Şunu çok net bilmeliyiz ki; öfke ya da bireyin öfkelenmesi evrimsel süreç boyunca var olan ve insanı, insan yapan temel unsurlardan biridir. Öfke olmalıdır. Bir insanın öfkelenmesi kişinin sağlıklı bir birey olduğunu gösteren emarelerden biridir. ANCAK BURADA KRİTİK OLAN KISIM ÖFKEMİZİN ÇOK ŞİDDETLENDİĞİ ANLARDA KENDİMİZE VEYA ÇEVREMİZE HASAR VERİCİ BİR DUYGU OLMAKTAN UZAKLAŞTIRABİLMEKTİR. YANİ ŞİDDETE DÖNMESİNİ ENGELLEYEBİLMEKTİR.

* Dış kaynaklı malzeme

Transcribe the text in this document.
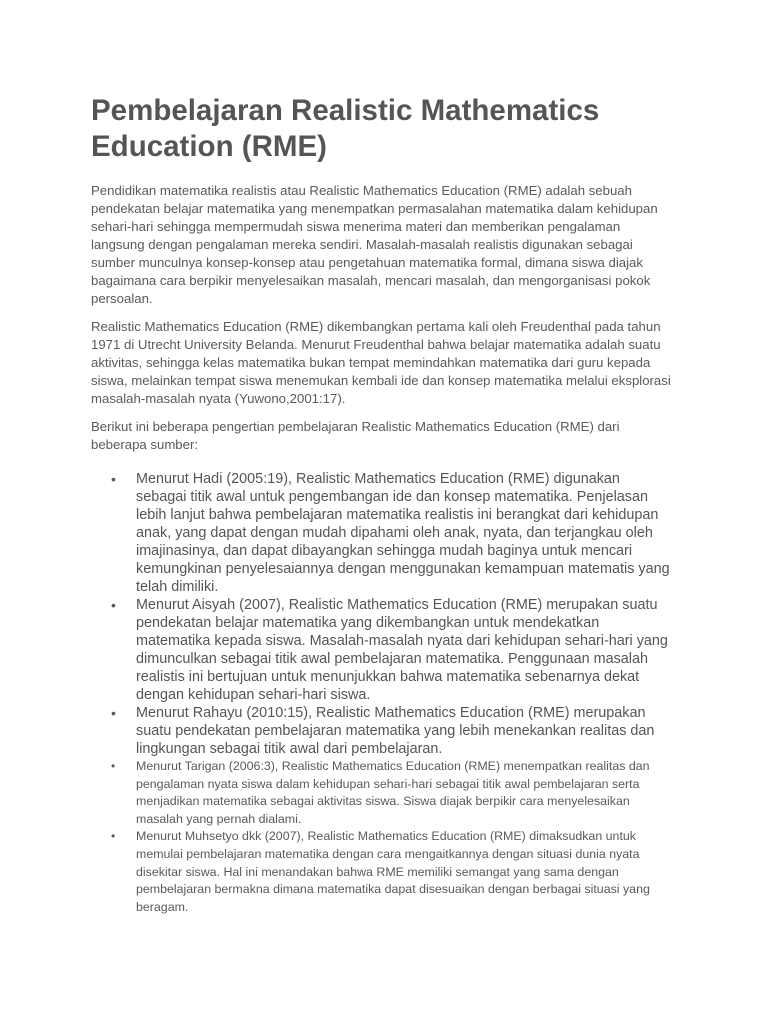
Pembelajaran Realistic Mathematics Education (RME)

Pendidikan matematika realistis atau Realistic Mathematics Education (RME) adalah sebuah pendekatan belajar matematika yang menempatkan permasalahan matematika dalam kehidupan sehari-hari sehingga mempermudah siswa menerima materi dan memberikan pengalaman langsung dengan pengalaman mereka sendiri. Masalah-masalah realistis digunakan sebagai sumber munculnya konsep-konsep atau pengetahuan matematika formal, dimana siswa diajak bagaimana cara berpikir menyelesaikan masalah, mencari masalah, dan mengorganisasi pokok persoalan.

Realistic Mathematics Education (RME) dikembangkan pertama kali oleh Freudenthal pada tahun 1971 di Utrecht University Belanda. Menurut Freudenthal bahwa belajar matematika adalah suatu aktivitas, sehingga kelas matematika bukan tempat memindahkan matematika dari guru kepada siswa, melainkan tempat siswa menemukan kembali ide dan konsep matematika melalui eksplorasi masalah-masalah nyata (Yuwono,2001:17).

Berikut ini beberapa pengertian pembelajaran Realistic Mathematics Education (RME) dari beberapa sumber:

• Menurut Hadi (2005:19), Realistic Mathematics Education (RME) digunakan sebagai titik awal untuk pengembangan ide dan konsep matematika. Penjelasan lebih lanjut bahwa pembelajaran matematika realistis ini berangkat dari kehidupan anak, yang dapat dengan mudah dipahami oleh anak, nyata, dan terjangkau oleh imajinasinya, dan dapat dibayangkan sehingga mudah baginya untuk mencari kemungkinan penyelesaiannya dengan menggunakan kemampuan matematis yang telah dimiliki.
• Menurut Aisyah (2007), Realistic Mathematics Education (RME) merupakan suatu pendekatan belajar matematika yang dikembangkan untuk mendekatkan matematika kepada siswa. Masalah-masalah nyata dari kehidupan sehari-hari yang dimunculkan sebagai titik awal pembelajaran matematika. Penggunaan masalah realistis ini bertujuan untuk menunjukkan bahwa matematika sebenarnya dekat dengan kehidupan sehari-hari siswa.
• Menurut Rahayu (2010:15), Realistic Mathematics Education (RME) merupakan suatu pendekatan pembelajaran matematika yang lebih menekankan realitas dan lingkungan sebagai titik awal dari pembelajaran.
• Menurut Tarigan (2006:3), Realistic Mathematics Education (RME) menempatkan realitas dan pengalaman nyata siswa dalam kehidupan sehari-hari sebagai titik awal pembelajaran serta menjadikan matematika sebagai aktivitas siswa. Siswa diajak berpikir cara menyelesaikan masalah yang pernah dialami.
• Menurut Muhsetyo dkk (2007), Realistic Mathematics Education (RME) dimaksudkan untuk memulai pembelajaran matematika dengan cara mengaitkannya dengan situasi dunia nyata disekitar siswa. Hal ini menandakan bahwa RME memiliki semangat yang sama dengan pembelajaran bermakna dimana matematika dapat disesuaikan dengan berbagai situasi yang beragam.
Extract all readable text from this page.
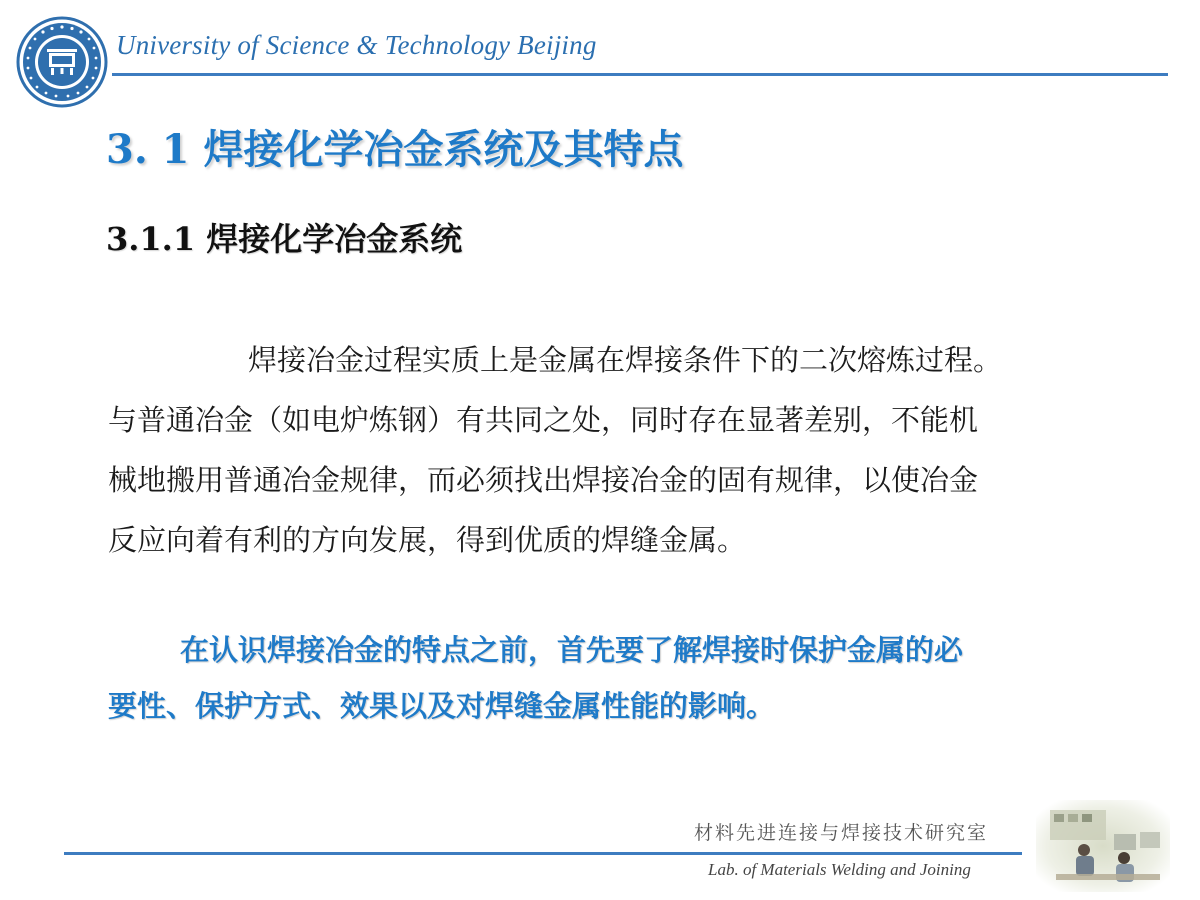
University of Science & Technology Beijing
3. 1 焊接化学冶金系统及其特点
3.1.1 焊接化学冶金系统
焊接冶金过程实质上是金属在焊接条件下的二次熔炼过程。
与普通冶金（如电炉炼钢）有共同之处，同时存在显著差别，不能机
械地搬用普通冶金规律，而必须找出焊接冶金的固有规律，以使冶金
反应向着有利的方向发展，得到优质的焊缝金属。
在认识焊接冶金的特点之前，首先要了解焊接时保护金属的必
要性、保护方式、效果以及对焊缝金属性能的影响。
材料先进连接与焊接技术研究室
Lab. of Materials Welding and Joining
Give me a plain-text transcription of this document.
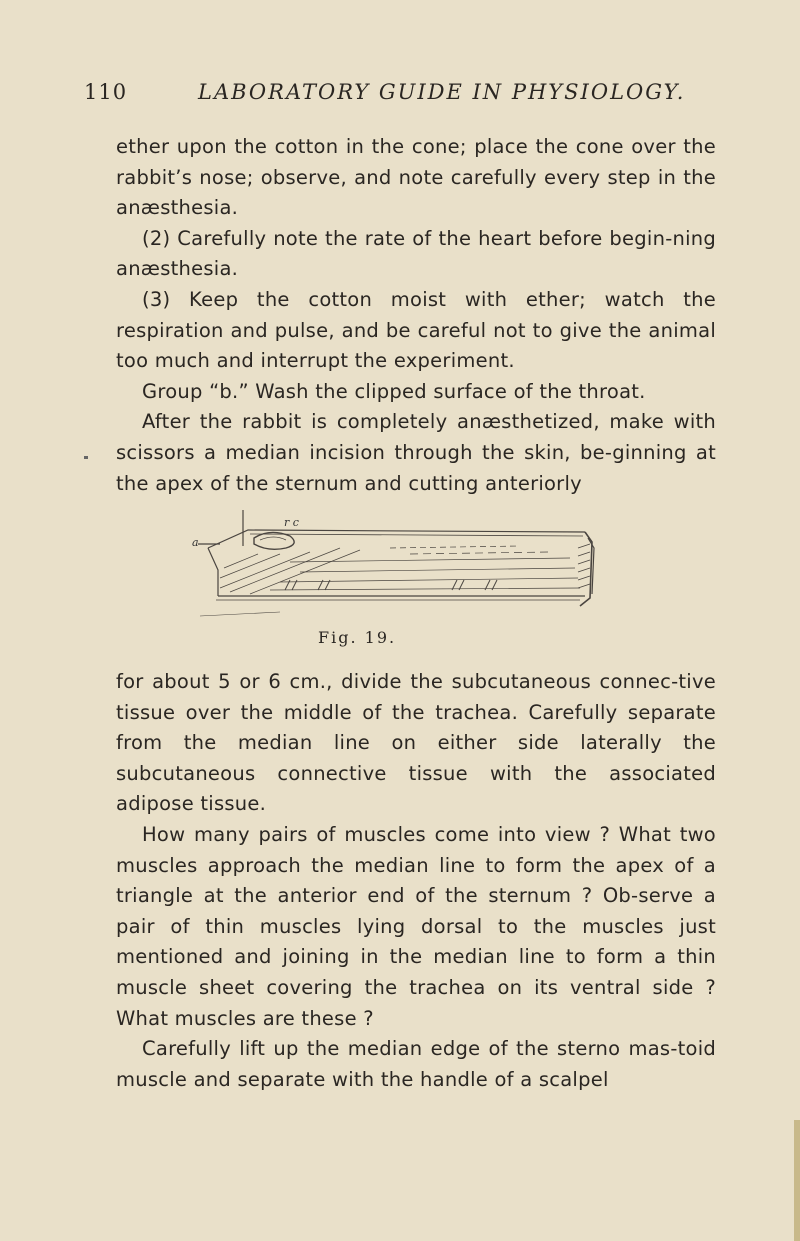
110	LABORATORY GUIDE IN PHYSIOLOGY.

ether upon the cotton in the cone; place the cone over the rabbit’s nose; observe, and note carefully every step in the anæsthesia.

(2) Carefully note the rate of the heart before begin-ning anæsthesia.

(3) Keep the cotton moist with ether; watch the respiration and pulse, and be careful not to give the animal too much and interrupt the experiment.

Group “b.” Wash the clipped surface of the throat.

After the rabbit is completely anæsthetized, make with scissors a median incision through the skin, be-ginning at the apex of the sternum and cutting anteriorly

a
r c
Fig. 19.

for about 5 or 6 cm., divide the subcutaneous connec-tive tissue over the middle of the trachea. Carefully separate from the median line on either side laterally the subcutaneous connective tissue with the associated adipose tissue.

How many pairs of muscles come into view ? What two muscles approach the median line to form the apex of a triangle at the anterior end of the sternum ? Ob-serve a pair of thin muscles lying dorsal to the muscles just mentioned and joining in the median line to form a thin muscle sheet covering the trachea on its ventral side ? What muscles are these ?

Carefully lift up the median edge of the sterno mas-toid muscle and separate with the handle of a scalpel
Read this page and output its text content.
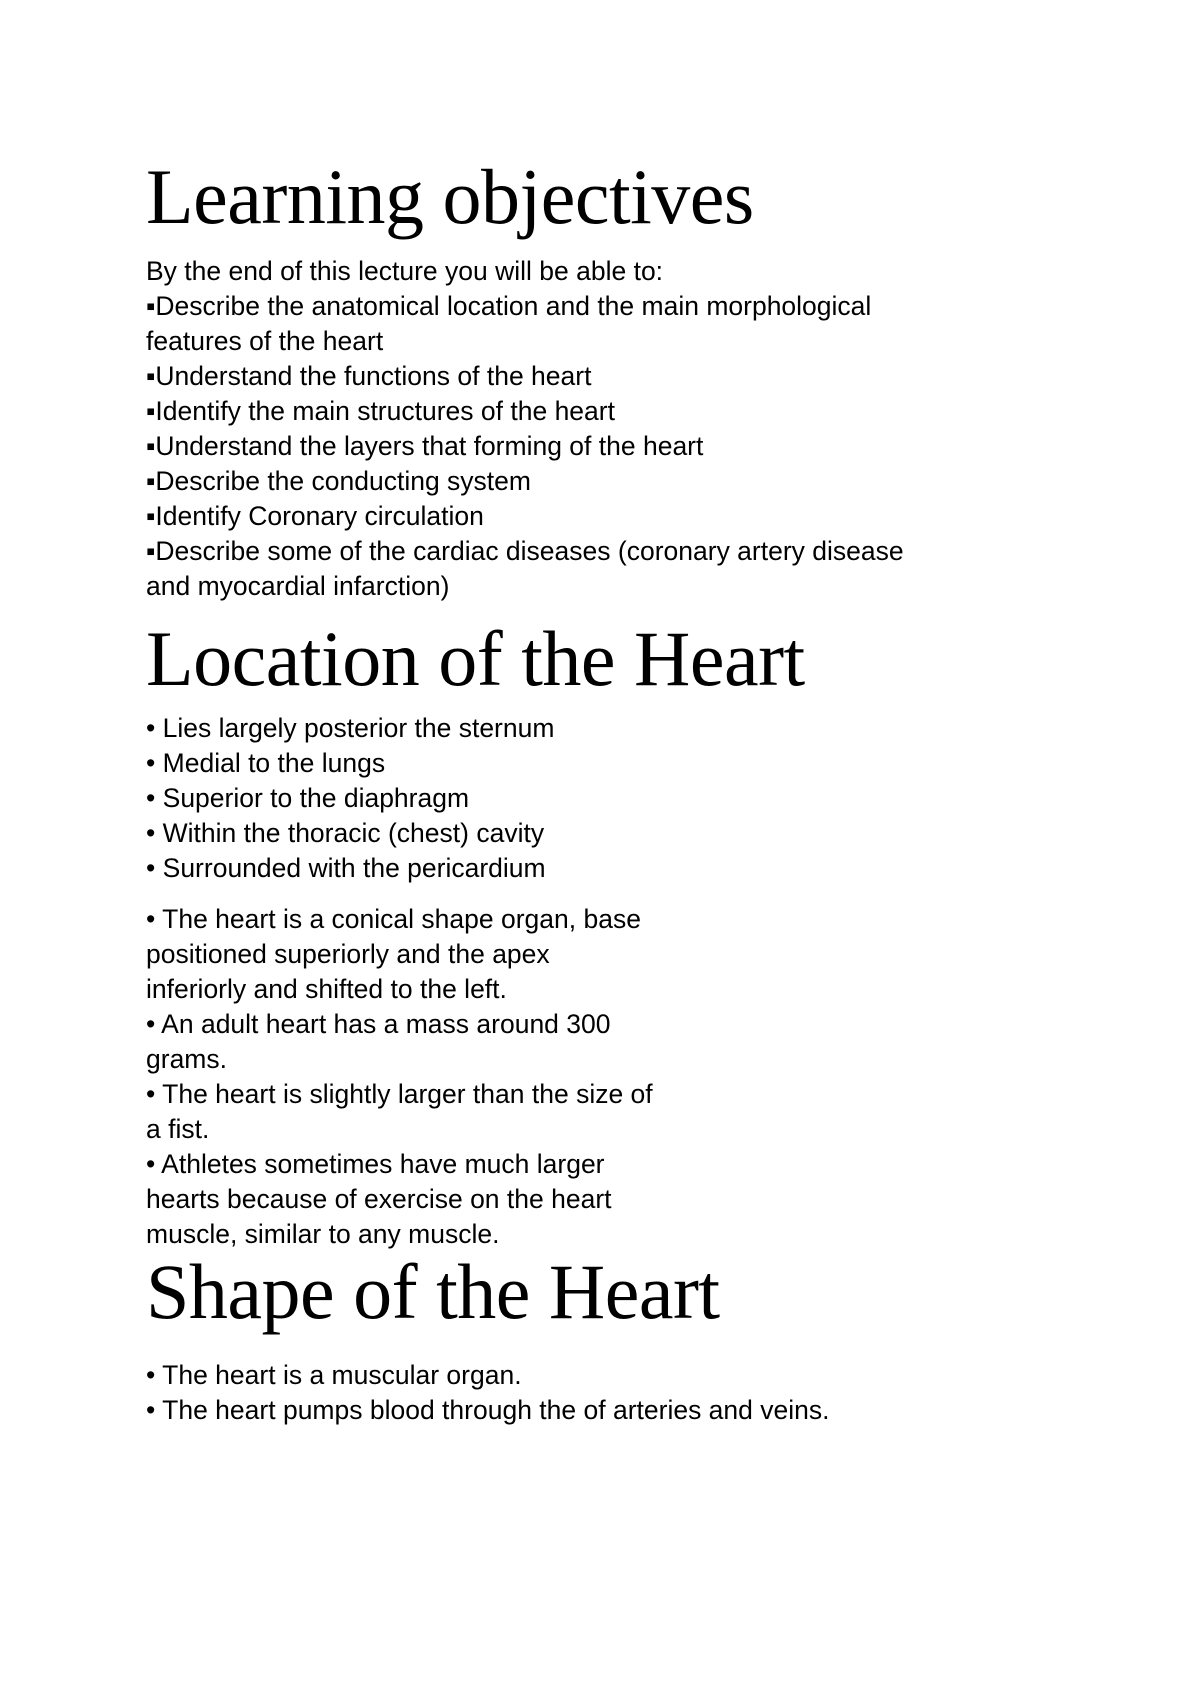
Learning objectives
By the end of this lecture you will be able to:
▪Describe the anatomical location and the main morphological
features of the heart
▪Understand the functions of the heart
▪Identify the main structures of the heart
▪Understand the layers that forming of the heart
▪Describe the conducting system
▪Identify Coronary circulation
▪Describe some of the cardiac diseases (coronary artery disease
and myocardial infarction)
Location of the Heart
• Lies largely posterior the sternum
• Medial to the lungs
• Superior to the diaphragm
• Within the thoracic (chest) cavity
• Surrounded with the pericardium
• The heart is a conical shape organ, base
positioned superiorly and the apex
inferiorly and shifted to the left.
• An adult heart has a mass around 300
grams.
• The heart is slightly larger than the size of
a fist.
• Athletes sometimes have much larger
hearts because of exercise on the heart
muscle, similar to any muscle.
Shape of the Heart
• The heart is a muscular organ.
• The heart pumps blood through the of arteries and veins.
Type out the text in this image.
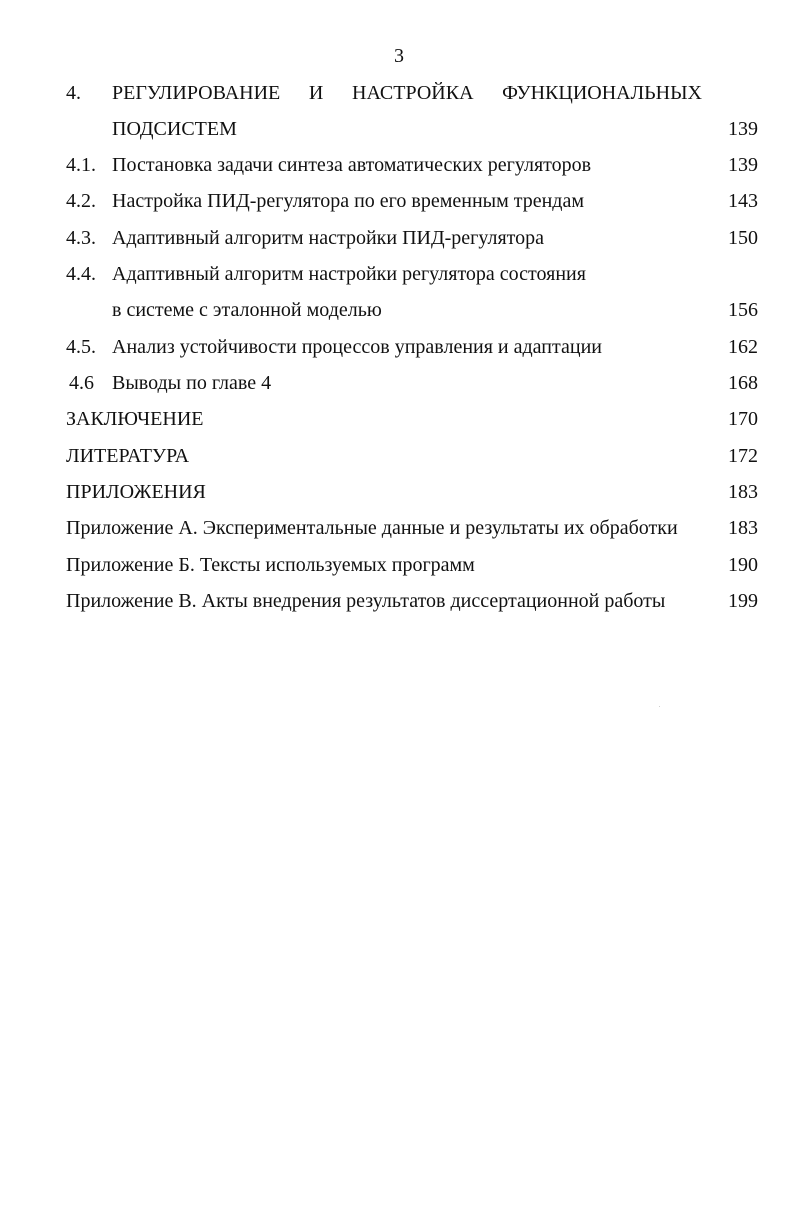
3
4. РЕГУЛИРОВАНИЕ И НАСТРОЙКА ФУНКЦИОНАЛЬНЫХ
ПОДСИСТЕМ	139
4.1. Постановка задачи синтеза автоматических регуляторов	139
4.2. Настройка ПИД-регулятора по его временным трендам	143
4.3. Адаптивный алгоритм настройки ПИД-регулятора	150
4.4. Адаптивный алгоритм настройки регулятора состояния
в системе с эталонной моделью	156
4.5. Анализ устойчивости процессов управления и адаптации	162
4.6 Выводы по главе 4	168
ЗАКЛЮЧЕНИЕ	170
ЛИТЕРАТУРА	172
ПРИЛОЖЕНИЯ	183
Приложение А. Экспериментальные данные и результаты их обработки	183
Приложение Б. Тексты используемых программ	190
Приложение В. Акты внедрения результатов диссертационной работы	199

Bilimsel olarak öfkeyle ilgili yapılan araştırmalar bizlere şunu gösteriyor; öfkelendiğimizde 20 dakikaya ihtiyacımız var. Burası çok kritik. Yani öfkemizin şiddeti çok yüksekse kontrolü sağlamak adına zamana ihtiyacımız var. Çok temel kontrol edebilmek adına anahtar 4 öneri vererek yazımı sonlandırmak istiyorum.
-
Öfkelendiğinizi fark edin. Bunu gerekirse sözel olarak ifade edin. En ideal olanı her zaman mümkün olmasa da sizi öfkelendiren bir kişiyse bunu kendisine ifade etmenizdir. Yaşanan bir olaya öfkelendiyseniz yine bu olayı ve duygunuzu tanımlamanız da çok önemlidir.
-
Nefesinizi kontrol edin. Öfke anında ( herkes öfkelendiği bir anısını göz önüne getirebilir.) nörofizyolojik olarak sempatik sinir sistemi devreye girdiği için nefes alış-veriş hızımız artar. Nefesi kontrol edebilmek bu anlamda çok önemlidir.
-
Sizi öfkelendiren olaydan ya da kişiden en az 20 dakika uzak durun. Gerekirse ortamı terk etmek ya da zihninizde başka bir ortam canlandırmak ( imajinasyon tekniği ) etkili olacaktır.
-
Sakinleştiğimizde sizi gerçekten öfkelendiren şeyin ne olduğunu tespit etmeye çalışın. İç görünüzü arttırın.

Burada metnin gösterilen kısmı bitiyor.